We show how to use shared memory using a memory pool allocator.

using pvector = battery::vector<int, battery::pool_allocator>;

__global__ void map_kernel_shared(mvector* v_ptr, size_t shared_mem_capacity) {
  // I. Create a pool of shared memory.
  extern __shared__ unsigned char shared_mem[];
  battery::unique_ptr<battery::pool_allocator, battery::global_allocator> pool_ptr;
  // /!\ We must take a reference to the pool_allocator to avoid copying it, because its copy-constructor is not thread-safe! (It can only be used by one thread at a time).
  battery::pool_allocator& shared_mem_pool = battery::make_unique_block(pool_ptr, static_cast<unsigned char*>(shared_mem), shared_mem_capacity);

  // II. Transfer from global memory to shared memory.
  battery::unique_ptr<pvector, battery::global_allocator> shared_vector;
  size_t chunk_size = chunk_size_per_block(*v_ptr, gridDim.x);
  auto span = make_safe_span(*v_ptr, chunk_size * blockIdx.x, chunk_size);
  pvector& v = battery::make_unique_block(shared_vector, span.data(), span.size(), shared_mem_pool);

  // III. Run the algorithm on the shared memory.
  block_par_map(v, [](int x){ return x * 2; }, blockDim.x, threadIdx.x);
  __syncthreads();

  // IV. Transfer back from shared memory to global memory.
  for(int i = threadIdx.x; i < v.size(); i += blockDim.x) {
    (*v_ptr)[chunk_size * blockIdx.x + i] = v[i];
  }
}

We initialize one pool allocator per-block using the same technique as shown before. However, we must be careful to take the pool_allocator by reference because its copy-constructor is not thread-safe; similarly to shared_ptr it maintains a shared counter to its memory pool. Since memory allocation is done by only one thread anyway, it does not make sense to have multiple copies of this allocator.

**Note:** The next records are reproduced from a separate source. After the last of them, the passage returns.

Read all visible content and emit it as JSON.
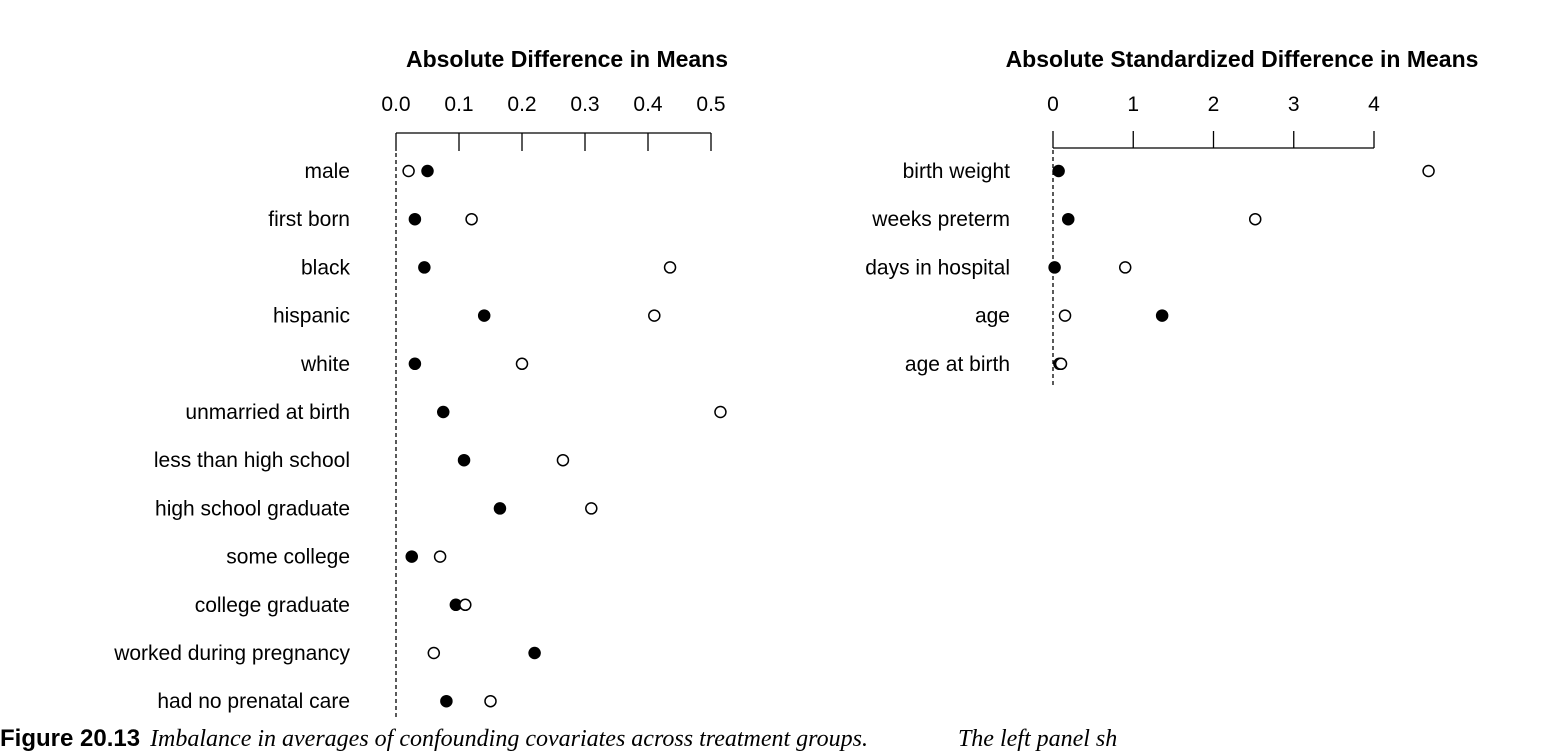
{
  "chart_data": [
    {
      "type": "scatter",
      "title": "Absolute Difference in Means",
      "x_ticks": [
        "0.0",
        "0.1",
        "0.2",
        "0.3",
        "0.4",
        "0.5"
      ],
      "xlim": [
        0.0,
        0.5
      ],
      "reference_line": 0,
      "categories": [
        "male",
        "first born",
        "black",
        "hispanic",
        "white",
        "unmarried at birth",
        "less than high school",
        "high school graduate",
        "some college",
        "college graduate",
        "worked during pregnancy",
        "had no prenatal care"
      ],
      "series": [
        {
          "name": "filled",
          "marker": "filled-circle",
          "values": [
            0.05,
            0.03,
            0.045,
            0.14,
            0.03,
            0.075,
            0.108,
            0.165,
            0.025,
            0.095,
            0.22,
            0.08
          ]
        },
        {
          "name": "open",
          "marker": "open-circle",
          "values": [
            0.02,
            0.12,
            0.435,
            0.41,
            0.2,
            0.515,
            0.265,
            0.31,
            0.07,
            0.11,
            0.06,
            0.15
          ]
        }
      ]
    },
    {
      "type": "scatter",
      "title": "Absolute Standardized Difference in Means",
      "x_ticks": [
        "0",
        "1",
        "2",
        "3",
        "4"
      ],
      "xlim": [
        0,
        4
      ],
      "reference_line": 0,
      "categories": [
        "birth weight",
        "weeks preterm",
        "days in hospital",
        "age",
        "age at birth"
      ],
      "series": [
        {
          "name": "filled",
          "marker": "filled-circle",
          "values": [
            0.07,
            0.19,
            0.02,
            1.36,
            0.08
          ]
        },
        {
          "name": "open",
          "marker": "open-circle",
          "values": [
            4.68,
            2.52,
            0.9,
            0.15,
            0.1
          ]
        }
      ]
    }
  ],
  "caption": {
    "label": "Figure 20.13",
    "text": "Imbalance in averages of confounding covariates across treatment groups.",
    "trailing_text": "The left panel sh"
  }
}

The next step is to transfer the vector to the shared memory. Each block works on a chunk of the initial array. Therefore, we do not want to move the whole array in shared memory, but only the part of interest for that block. To achieve that, we compute the size of the chunk using chunk_size_per_block and create a view of the vector covering only that chunks. We use std::span to model the view. Note that we can use the STL std::span because all its methods are constexpr, and we have the NVCC flag --expt-relaxed-constexpr inherited from cuda-battery. We then copy this span into the vector v which is in shared memory.

The algorithm block_par_map is then called on v for each block. The last step is to transfer the memory from the shared memory to the global memory. After each block finished computing, the map function has been applied to each element of the initial vector.